Subparagraph (A) or (B) shall not apply to any individual unless the renunciation or voluntary relinquishment is subsequently approved by the issuance to the individual of a certificate of loss of nationality by the United States Department of State.

The only laws regarding Expatriation in the US are found here under the Title 26 USC §877A for the Internal Revenue Service and here 8 USC §1481 for Aliens and Nationality. It is ironic that “expatriation” is defined as a “natural right” in R.S. §1999, which the 26 USC 887A (4) “statute” is converting our right to expatriate into a privilege with a license (issuance of certificate of loss of nationality) for a fee ($2250). Such conversion of a right into a privilege for a fee is directly made unlawful by legal precedence in Murdock vs Pennsylvania.
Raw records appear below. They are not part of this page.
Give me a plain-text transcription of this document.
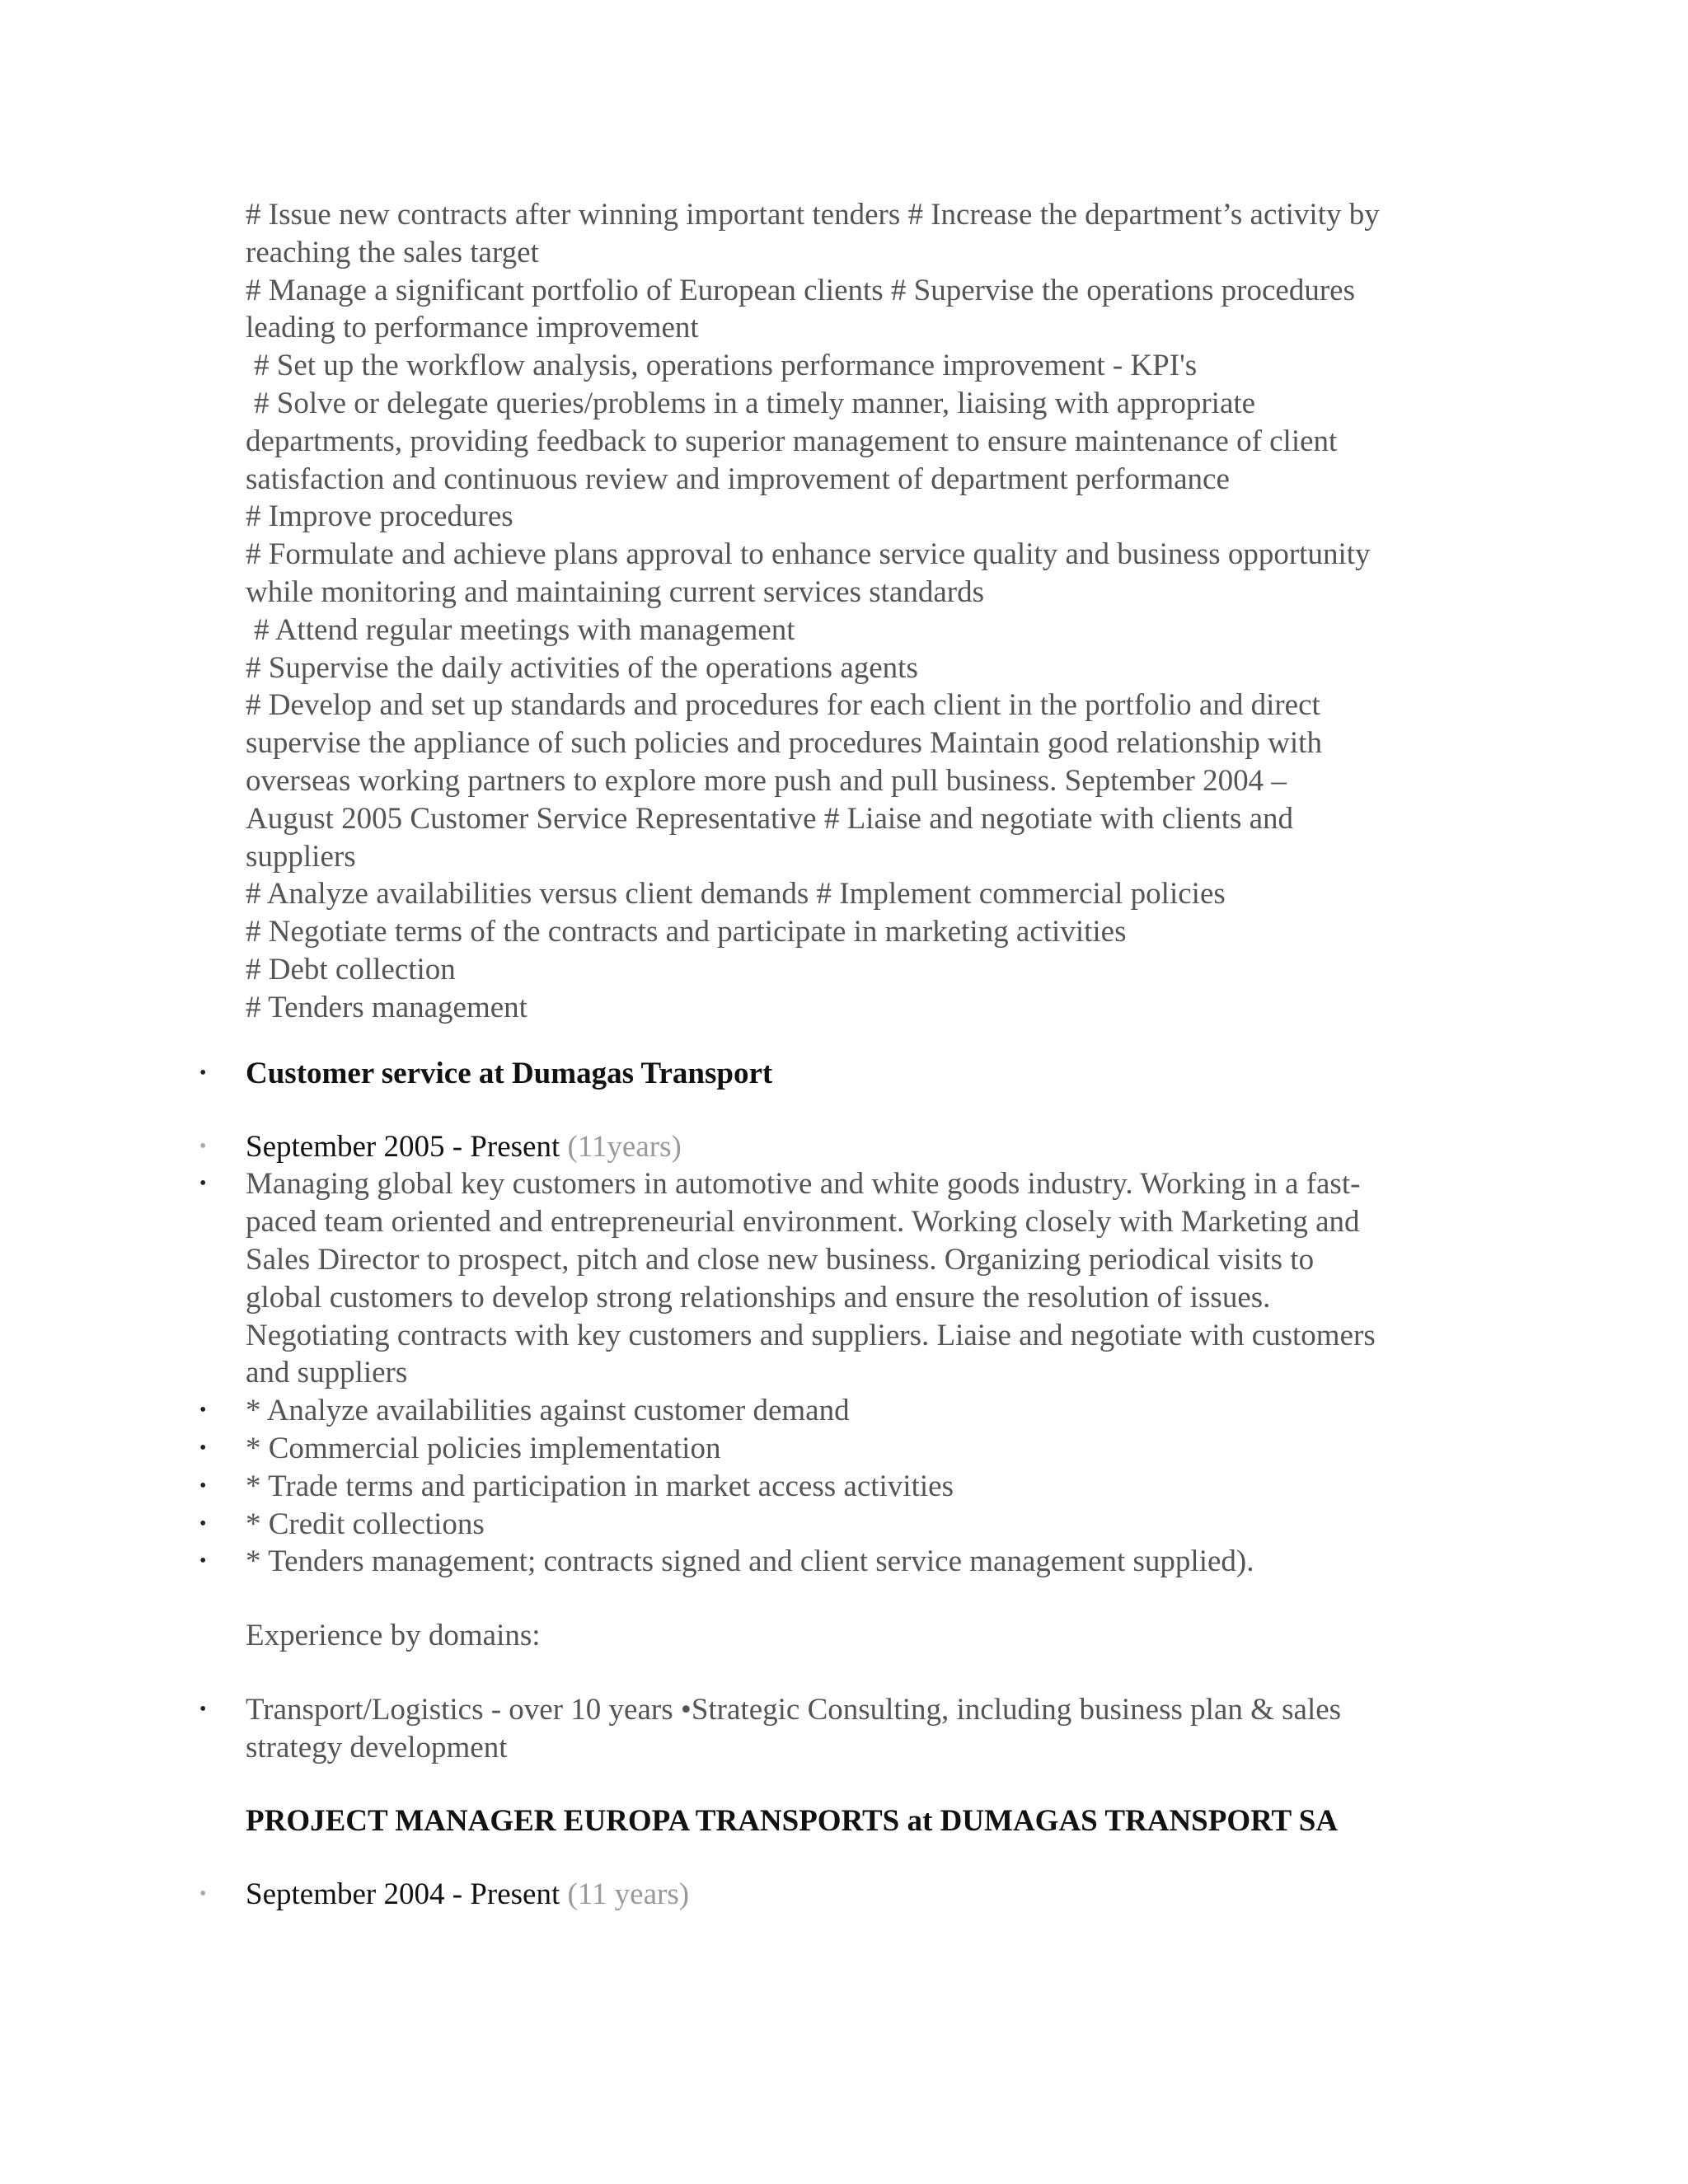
# Issue new contracts after winning important tenders # Increase the department’s activity by
reaching the sales target
# Manage a significant portfolio of European clients # Supervise the operations procedures
leading to performance improvement
# Set up the workflow analysis, operations performance improvement - KPI's
# Solve or delegate queries/problems in a timely manner, liaising with appropriate
departments, providing feedback to superior management to ensure maintenance of client
satisfaction and continuous review and improvement of department performance
# Improve procedures
# Formulate and achieve plans approval to enhance service quality and business opportunity
while monitoring and maintaining current services standards
# Attend regular meetings with management
# Supervise the daily activities of the operations agents
# Develop and set up standards and procedures for each client in the portfolio and direct
supervise the appliance of such policies and procedures Maintain good relationship with
overseas working partners to explore more push and pull business. September 2004 –
August 2005 Customer Service Representative # Liaise and negotiate with clients and
suppliers
# Analyze availabilities versus client demands # Implement commercial policies
# Negotiate terms of the contracts and participate in marketing activities
# Debt collection
# Tenders management
• Customer service at Dumagas Transport
• September 2005 - Present (11years)
• Managing global key customers in automotive and white goods industry. Working in a fast-
paced team oriented and entrepreneurial environment. Working closely with Marketing and
Sales Director to prospect, pitch and close new business. Organizing periodical visits to
global customers to develop strong relationships and ensure the resolution of issues.
Negotiating contracts with key customers and suppliers. Liaise and negotiate with customers
and suppliers
• * Analyze availabilities against customer demand
• * Commercial policies implementation
• * Trade terms and participation in market access activities
• * Credit collections
• * Tenders management; contracts signed and client service management supplied).
Experience by domains:
• Transport/Logistics - over 10 years •Strategic Consulting, including business plan & sales
strategy development
PROJECT MANAGER EUROPA TRANSPORTS at DUMAGAS TRANSPORT SA
• September 2004 - Present (11 years)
Title 8 USC §1481 Loss of nationality by native-born or naturalized citizen; voluntary action; burden of proof; presumptions
(a) A person who is a national of the United States whether by birth or naturalization, shall lose his nationality by voluntarily performing any of the following acts with the intention of relinquishing United States nationality—
(2) taking an oath or making an affirmation or other formal declaration of allegiance to a foreign state or a political subdivision thereof, after having attained the age of eighteen years; or
(3) entering, or serving in, the armed forces of a foreign state if (A) such armed forces are engaged in hostilities against the United States, or (B) such persons serve as a commissioned or non-commissioned officer; or
(4)(A) accepting, serving in, or performing the duties of any office, post, or employment under the government of a foreign state or a political subdivision thereof, after attaining the age of eighteen years if he has or acquires the nationality of such foreign state; or (B) accepting, serving in, or performing the duties of any office, post, or employment under the government of a foreign state or a political subdivision thereof, after attaining the age of eighteen years for which office, post, or employment an oath, affirmation, or declaration of allegiance is required; [or
]

(b) Whenever the loss of United States nationality is put in issue in any action or proceeding commenced on or after September 26, 1961 under, or by virtue of, the provisions of this chapter or any other Act, the burden shall be upon the person or party claiming that such loss occurred, to establish such claim by a preponderance of the evidence. […]

Making an oath to the World Government of World citizens via World Service Authority is a valid trigger for 8 USC §1481 (a) (2). When performed with intent to loss “legal presence,” then the stateless persons treaty requires The Contracting State to give exceptions to the law to the Stateless person that the Stateless person is unable to comply with due to being stateless.